Convertible Term policies normally require you to
pay slightly higher premiums than an equivalent level term assurance
policy, as you are paying more for the option to convert it without
the need for further medical evidence. This type of policy may be useful
if you believe your health may deteriorate over a period of time.
Reviewable or Guaranteed Premiums?
The majority of Life Insurance companies will offer you two options
when considering purchasing a policy and it is worth considering carefully.
Reviewable premiums are generally cheaper than Guaranteed
premiums, however they will be subject to regular reviews by the Life
Insurance company. The advantage of this is that the cost is lower in
the early years when you are just starting out. Conversely it is likely
that the premium will be increased at each review as the cost of life
cover increases as you get older. This could mean that the revised premiums
are ultimately more expensive than you can afford just at the time when
it may be most necessary. At which time your options are narrowed to
either reducing the cover (if the policy allows) or cancelling the policy.
Guaranteed premium rates ensure the premiums are guaranteed
to remain at the initial levels for the duration of the plan (unless
you choose to include an ‘increase’ option).

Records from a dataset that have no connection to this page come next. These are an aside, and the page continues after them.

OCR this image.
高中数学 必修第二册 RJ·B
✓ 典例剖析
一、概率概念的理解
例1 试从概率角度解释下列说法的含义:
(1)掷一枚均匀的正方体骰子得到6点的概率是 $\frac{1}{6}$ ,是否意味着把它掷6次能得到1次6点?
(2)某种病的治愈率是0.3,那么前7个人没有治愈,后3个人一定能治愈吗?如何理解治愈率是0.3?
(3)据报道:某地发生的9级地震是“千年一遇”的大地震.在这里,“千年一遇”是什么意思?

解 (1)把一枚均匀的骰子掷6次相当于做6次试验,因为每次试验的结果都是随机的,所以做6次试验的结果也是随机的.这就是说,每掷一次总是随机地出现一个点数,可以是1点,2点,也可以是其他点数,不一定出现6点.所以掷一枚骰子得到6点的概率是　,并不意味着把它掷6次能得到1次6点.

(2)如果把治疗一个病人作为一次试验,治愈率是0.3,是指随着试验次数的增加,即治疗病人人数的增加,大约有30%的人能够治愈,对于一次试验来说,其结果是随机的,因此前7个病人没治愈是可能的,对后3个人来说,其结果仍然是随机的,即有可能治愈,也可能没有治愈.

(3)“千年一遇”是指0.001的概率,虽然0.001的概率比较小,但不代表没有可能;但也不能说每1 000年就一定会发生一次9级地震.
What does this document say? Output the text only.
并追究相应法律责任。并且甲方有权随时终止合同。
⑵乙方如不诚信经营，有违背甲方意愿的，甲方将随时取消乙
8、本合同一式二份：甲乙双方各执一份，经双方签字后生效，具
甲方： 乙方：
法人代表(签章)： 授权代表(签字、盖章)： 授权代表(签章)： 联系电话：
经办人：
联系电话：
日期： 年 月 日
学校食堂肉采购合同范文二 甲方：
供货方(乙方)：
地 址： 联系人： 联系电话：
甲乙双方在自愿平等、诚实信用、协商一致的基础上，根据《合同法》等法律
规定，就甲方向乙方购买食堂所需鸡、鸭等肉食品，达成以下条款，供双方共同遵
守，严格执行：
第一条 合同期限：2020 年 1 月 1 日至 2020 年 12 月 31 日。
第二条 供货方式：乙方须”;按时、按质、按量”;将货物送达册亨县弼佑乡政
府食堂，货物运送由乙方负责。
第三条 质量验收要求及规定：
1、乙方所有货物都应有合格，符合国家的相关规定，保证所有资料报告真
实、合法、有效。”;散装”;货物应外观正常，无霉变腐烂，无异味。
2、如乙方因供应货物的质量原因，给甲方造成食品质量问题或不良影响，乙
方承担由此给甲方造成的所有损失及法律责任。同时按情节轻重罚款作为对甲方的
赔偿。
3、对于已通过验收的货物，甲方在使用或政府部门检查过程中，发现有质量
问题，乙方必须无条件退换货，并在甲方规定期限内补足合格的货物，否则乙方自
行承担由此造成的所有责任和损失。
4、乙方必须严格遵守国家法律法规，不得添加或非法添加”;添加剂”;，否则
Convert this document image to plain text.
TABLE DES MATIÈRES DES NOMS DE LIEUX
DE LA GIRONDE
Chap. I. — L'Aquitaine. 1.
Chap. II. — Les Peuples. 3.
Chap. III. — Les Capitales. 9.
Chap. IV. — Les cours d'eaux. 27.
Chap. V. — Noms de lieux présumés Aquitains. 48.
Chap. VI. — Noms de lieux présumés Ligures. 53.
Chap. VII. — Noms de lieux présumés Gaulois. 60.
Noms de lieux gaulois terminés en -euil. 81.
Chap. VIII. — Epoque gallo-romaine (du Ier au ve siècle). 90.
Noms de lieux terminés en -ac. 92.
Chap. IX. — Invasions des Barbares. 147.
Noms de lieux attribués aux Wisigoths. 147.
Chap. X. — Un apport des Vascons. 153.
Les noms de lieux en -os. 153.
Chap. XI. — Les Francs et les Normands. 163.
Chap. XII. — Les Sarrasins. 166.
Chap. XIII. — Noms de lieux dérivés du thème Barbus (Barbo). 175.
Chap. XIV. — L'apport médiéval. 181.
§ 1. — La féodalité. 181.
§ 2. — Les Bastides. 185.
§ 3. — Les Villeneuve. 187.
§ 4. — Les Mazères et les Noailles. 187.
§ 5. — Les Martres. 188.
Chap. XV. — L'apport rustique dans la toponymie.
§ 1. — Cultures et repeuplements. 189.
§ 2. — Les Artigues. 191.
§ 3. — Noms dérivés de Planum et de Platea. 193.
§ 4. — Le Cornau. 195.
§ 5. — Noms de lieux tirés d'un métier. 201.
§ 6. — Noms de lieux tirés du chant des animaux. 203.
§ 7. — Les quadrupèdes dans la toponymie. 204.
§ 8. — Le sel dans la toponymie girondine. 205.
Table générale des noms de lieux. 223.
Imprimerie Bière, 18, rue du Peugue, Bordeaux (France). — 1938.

The advantage
of this is that it provides peace of mind because you can budget on
a fixed premium although the initial premium is likely to be more expensive
by comparison.
Can
I have a joint policy that covers my partner and myself?

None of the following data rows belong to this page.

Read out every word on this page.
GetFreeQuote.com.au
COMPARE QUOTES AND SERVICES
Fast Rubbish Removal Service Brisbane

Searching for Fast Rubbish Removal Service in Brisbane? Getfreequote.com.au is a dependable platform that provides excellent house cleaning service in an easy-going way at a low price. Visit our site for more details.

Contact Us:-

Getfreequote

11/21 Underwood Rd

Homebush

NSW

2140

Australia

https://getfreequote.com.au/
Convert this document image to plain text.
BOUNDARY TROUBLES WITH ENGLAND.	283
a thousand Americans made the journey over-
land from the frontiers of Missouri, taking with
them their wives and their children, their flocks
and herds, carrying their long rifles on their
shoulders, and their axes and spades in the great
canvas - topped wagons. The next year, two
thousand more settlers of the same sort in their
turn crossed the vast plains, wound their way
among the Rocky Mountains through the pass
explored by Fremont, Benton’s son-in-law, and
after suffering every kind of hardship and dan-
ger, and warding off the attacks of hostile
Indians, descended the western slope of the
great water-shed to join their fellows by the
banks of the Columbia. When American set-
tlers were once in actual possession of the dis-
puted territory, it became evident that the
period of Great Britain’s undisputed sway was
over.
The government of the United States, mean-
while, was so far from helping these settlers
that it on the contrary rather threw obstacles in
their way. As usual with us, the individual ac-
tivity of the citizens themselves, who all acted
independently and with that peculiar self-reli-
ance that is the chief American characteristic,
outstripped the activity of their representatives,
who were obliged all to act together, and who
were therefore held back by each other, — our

The simple answer to this question is YES. These are
known as joint life policies, which will pay out if either of you should
die during the lifetime of the policy.
Do bear in mind that the policy ceases once it has paid out on either
you or your partner dying, and the cover will end.
If the second person is not your spouse then you need to prove that
when you apply for the life assurance an ‘Insurable Interest’

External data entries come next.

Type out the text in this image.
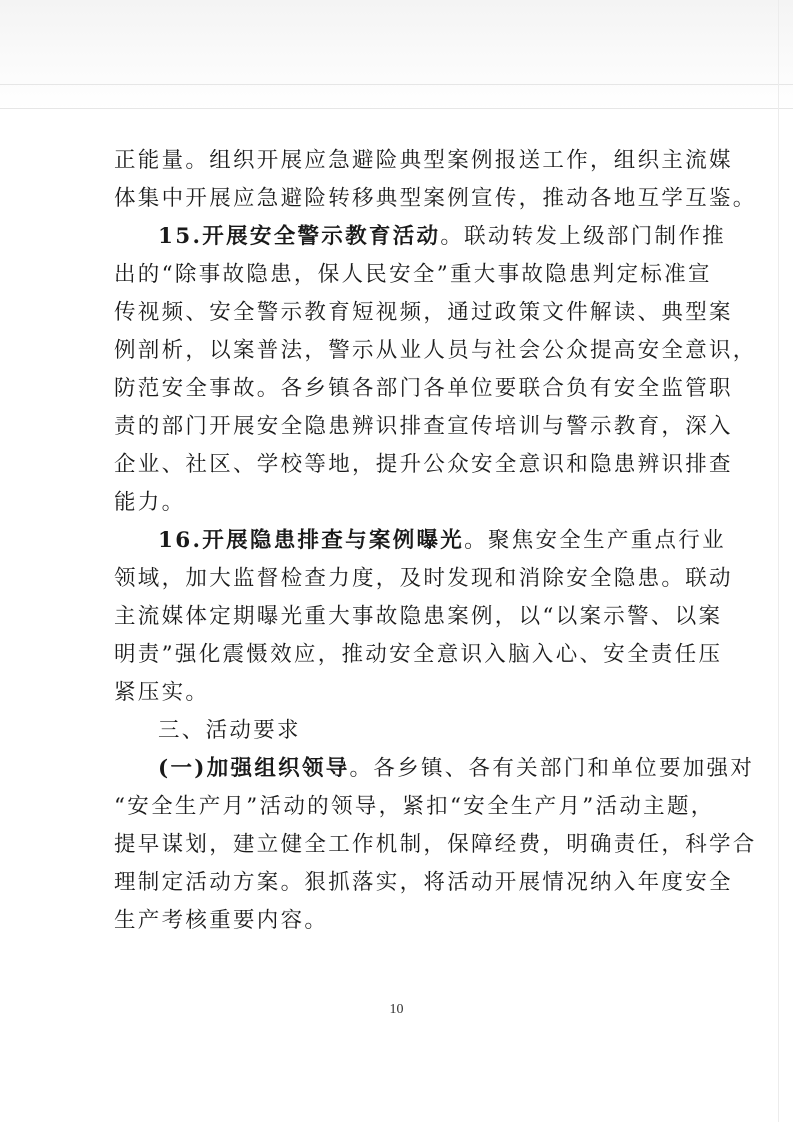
正能量。组织开展应急避险典型案例报送工作，组织主流媒
体集中开展应急避险转移典型案例宣传，推动各地互学互鉴。
15.开展安全警示教育活动。联动转发上级部门制作推
出的“除事故隐患，保人民安全”重大事故隐患判定标准宣
传视频、安全警示教育短视频，通过政策文件解读、典型案
例剖析，以案普法，警示从业人员与社会公众提高安全意识，
防范安全事故。各乡镇各部门各单位要联合负有安全监管职
责的部门开展安全隐患辨识排查宣传培训与警示教育，深入
企业、社区、学校等地，提升公众安全意识和隐患辨识排查
能力。
16.开展隐患排查与案例曝光。聚焦安全生产重点行业
领域，加大监督检查力度，及时发现和消除安全隐患。联动
主流媒体定期曝光重大事故隐患案例，以“以案示警、以案
明责”强化震慑效应，推动安全意识入脑入心、安全责任压
紧压实。
三、活动要求
(一)加强组织领导。各乡镇、各有关部门和单位要加强对
“安全生产月”活动的领导，紧扣“安全生产月”活动主题，
提早谋划，建立健全工作机制，保障经费，明确责任，科学合
理制定活动方案。狠抓落实，将活动开展情况纳入年度安全
生产考核重要内容。
10
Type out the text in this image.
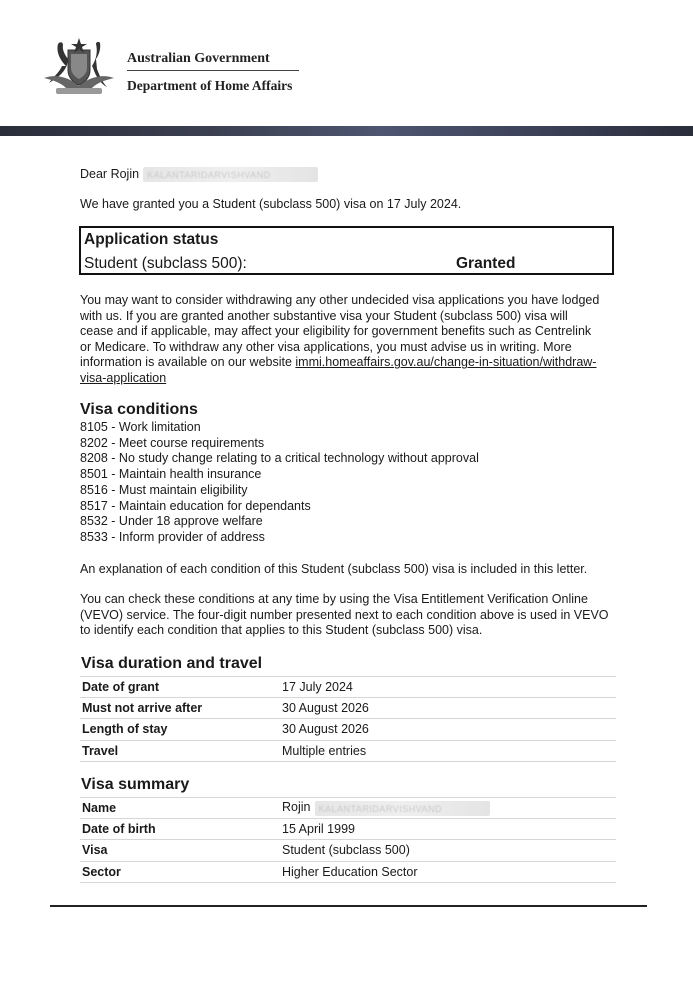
Australian Government
Department of Home Affairs
Dear Rojin KALANTARIDARVISHVAND
We have granted you a Student (subclass 500) visa on 17 July 2024.
Application status
Student (subclass 500):	Granted
You may want to consider withdrawing any other undecided visa applications you have lodged with us. If you are granted another substantive visa your Student (subclass 500) visa will cease and if applicable, may affect your eligibility for government benefits such as Centrelink or Medicare. To withdraw any other visa applications, you must advise us in writing. More information is available on our website immi.homeaffairs.gov.au/change-in-situation/withdraw-visa-application
Visa conditions
8105 - Work limitation
8202 - Meet course requirements
8208 - No study change relating to a critical technology without approval
8501 - Maintain health insurance
8516 - Must maintain eligibility
8517 - Maintain education for dependants
8532 - Under 18 approve welfare
8533 - Inform provider of address
An explanation of each condition of this Student (subclass 500) visa is included in this letter.
You can check these conditions at any time by using the Visa Entitlement Verification Online (VEVO) service. The four-digit number presented next to each condition above is used in VEVO to identify each condition that applies to this Student (subclass 500) visa.
Visa duration and travel
Date of grant	17 July 2024
Must not arrive after	30 August 2026
Length of stay	30 August 2026
Travel	Multiple entries
Visa summary
Name	Rojin KALANTARIDARVISHVAND
Date of birth	15 April 1999
Visa	Student (subclass 500)
Sector	Higher Education Sector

exists – this means that their death would cause you a financial
loss.
Why
do I have to provide details about my health?
The Life Assurance company must decide whether or not you are an acceptable
risk. If you or any members of your family have had a history of illness,
they will want to check on your general state of health before deciding
what premiums to charge for the insurance cover you require.
In most instances the Life Assurance company will be able to offer terms
without the need for you to undergo a medical, although they do have the
right to request an examination if they feel it is necessary. Just because
they request a medical does not always mean they are going to charge you
higher premiums.
If you have had any health problems, or have an unusual occupation or
hobby, then in some cases, it is worth applying to particular companies,
rather than simply the firm that appears to offer the cheapest rate. Please
contact us – we would be happy to help.
What
happens if I stop paying the premiums?
This does depend upon the type of policy you own. However unless you
have an Endowment Assurance or a Whole of Life Assurance that contains
an investment element then you are unlikely to receive a return of any
of the premiums you have paid. Even in the case of Endowments or Whole
of Life plans you may not get back all of the money you have paid to the
policy.
In the majority of instances, if you stop paying the premiums to your
policy, the Life Assurance cover will, after a given period of time, lapse
(cease to be provided). If you wished to reinstate the policy at a later
date then fresh medical evidence would generally need to be supplied to
the Life Assurance Company before cover could be reintroduced.